Ve gerçeklik somut düzlemde bile tümüyle farklı: Birinci basamak sistemi çöktü. Aile hekimlerinin tüm günü neredeyse reçete yazmakla geçiyor. Koruyucu sağlık hizmetleri önemli açıklar veriyor. Kızamık bu nedenle salgın durumunda. Hastaların memnuniyeti istedikleri ilacı yazdırabilmeleriyle ilişkili. Aile hekimlerinin kendi başarıları olarak sundukları olay, tam tersine çöküşün kanıtı. Kısacası aile hekimleri Bakanlığın istediği dil ve içerikle eylem yapıyorlar.

Bu eylem, bu haliyle, sağlık alanında meşruluğunu kanıtlamış eylemselliğin çok çok gerisinde bir çizgidedir. Bu eylem tam Bakanlığın isteyeceği türden bir eylemdir.

* * *

Üstelik, zaman içinde aile hekimlerinin bu tür sorunlarla karşılamaları da kaçınılmazdı. Hatta hekimlerin sisteme geçerken imzaladıkları sözleşmelerde böyle düzenlemelere olanak tanıyan maddeler vardı. Aile hekimliğini kabul eden hekimlerin çoğu tıp fakültelerindeki bir profesörün toplam geliri kadar bir ücret önlerine konulduğu için, risklerini bile bile, bu sistemin koruyucu hizmetleri elden çıkardığını göre göre sisteme geçmeyi kabul ettiler.

Evet, insanoğlu böyledir. Hekim olsa bile önünü arkasını düşünmeden anlık çıkarları için, genel toplumsal tarihsel kazanımları görmezden gelebilir, inkar edebilir. Tamam, böyle yaptı diye sonra geliştireceği tepkilere sırt çevrilmeyi, yalnız bırakılmayı hak etmez.

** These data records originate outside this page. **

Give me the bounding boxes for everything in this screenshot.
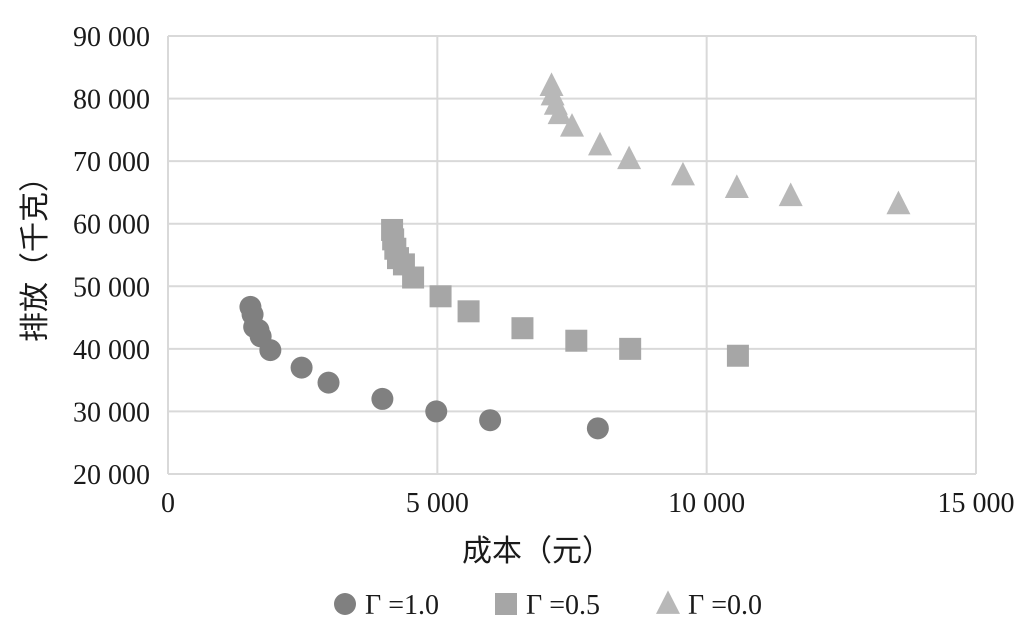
data-point — [425, 400, 448, 423]
data-point — [259, 339, 282, 362]
data-point — [565, 329, 588, 352]
x-tick-label: 0 — [161, 488, 175, 519]
data-point — [724, 174, 749, 198]
legend-marker-icon — [656, 590, 680, 614]
data-point — [402, 266, 425, 289]
x-tick-label: 15 000 — [938, 488, 1015, 519]
x-axis-ticks: 0 5 000 10 000 15 000 — [161, 488, 1015, 519]
data-point — [726, 344, 749, 367]
y-tick-label: 30 000 — [73, 397, 150, 428]
series-square — [381, 218, 749, 367]
legend-item: Γ =1.0 — [334, 590, 439, 621]
data-point — [457, 300, 480, 323]
data-point — [511, 317, 534, 340]
y-tick-label: 90 000 — [73, 22, 150, 53]
legend: Γ =1.0 Γ =0.5 Γ =0.0 — [334, 590, 762, 621]
grid — [167, 35, 977, 475]
y-axis-ticks: 20 000 30 000 40 000 50 000 60 000 70 000 80 0… — [73, 22, 150, 491]
y-tick-label: 60 000 — [73, 210, 150, 241]
y-tick-label: 40 000 — [73, 335, 150, 366]
data-point — [886, 190, 911, 215]
y-tick-label: 80 000 — [73, 85, 150, 116]
data-point — [479, 409, 502, 432]
data-points — [239, 72, 911, 440]
data-point — [588, 131, 613, 156]
data-point — [586, 417, 609, 440]
legend-label: Γ =0.0 — [688, 590, 762, 621]
legend-label: Γ =0.5 — [526, 590, 600, 621]
y-axis-title: 排放（千克） — [19, 162, 52, 342]
series-circle — [239, 295, 609, 440]
y-tick-label: 70 000 — [73, 147, 150, 178]
data-point — [547, 100, 572, 125]
legend-label: Γ =1.0 — [365, 590, 439, 621]
legend-item: Γ =0.0 — [656, 590, 762, 621]
y-tick-label: 50 000 — [73, 272, 150, 303]
data-point — [429, 285, 452, 308]
x-axis-title: 成本（元） — [462, 535, 612, 568]
data-point — [560, 113, 584, 137]
data-point — [617, 145, 642, 170]
x-tick-label: 5 000 — [406, 488, 469, 519]
data-point — [619, 337, 642, 360]
legend-marker-icon — [495, 593, 517, 615]
data-point — [778, 182, 803, 207]
data-point — [317, 371, 340, 394]
y-tick-label: 20 000 — [73, 460, 150, 491]
legend-item: Γ =0.5 — [495, 590, 600, 621]
data-point — [371, 387, 394, 410]
x-tick-label: 10 000 — [668, 488, 745, 519]
data-point — [290, 356, 313, 379]
series-triangle — [539, 72, 911, 215]
legend-marker-icon — [334, 593, 356, 615]
data-point — [670, 161, 695, 186]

Ancak yaşadığı sorunlar ne kadar ağır olursa olsun hiç kimsenin de mücadelenin siyasal içeriğini yerlerde süründürmeye, halk sağlığına aykırı politikalara karşı kendi çıkarına dokunmadığı için ve sürece sessiz kalmaya, hiçbir örgütün de, bunları yapanlara sırf eyleme geçtiler diye, her şart ve koşulda destek vermeye hakkı yoktur.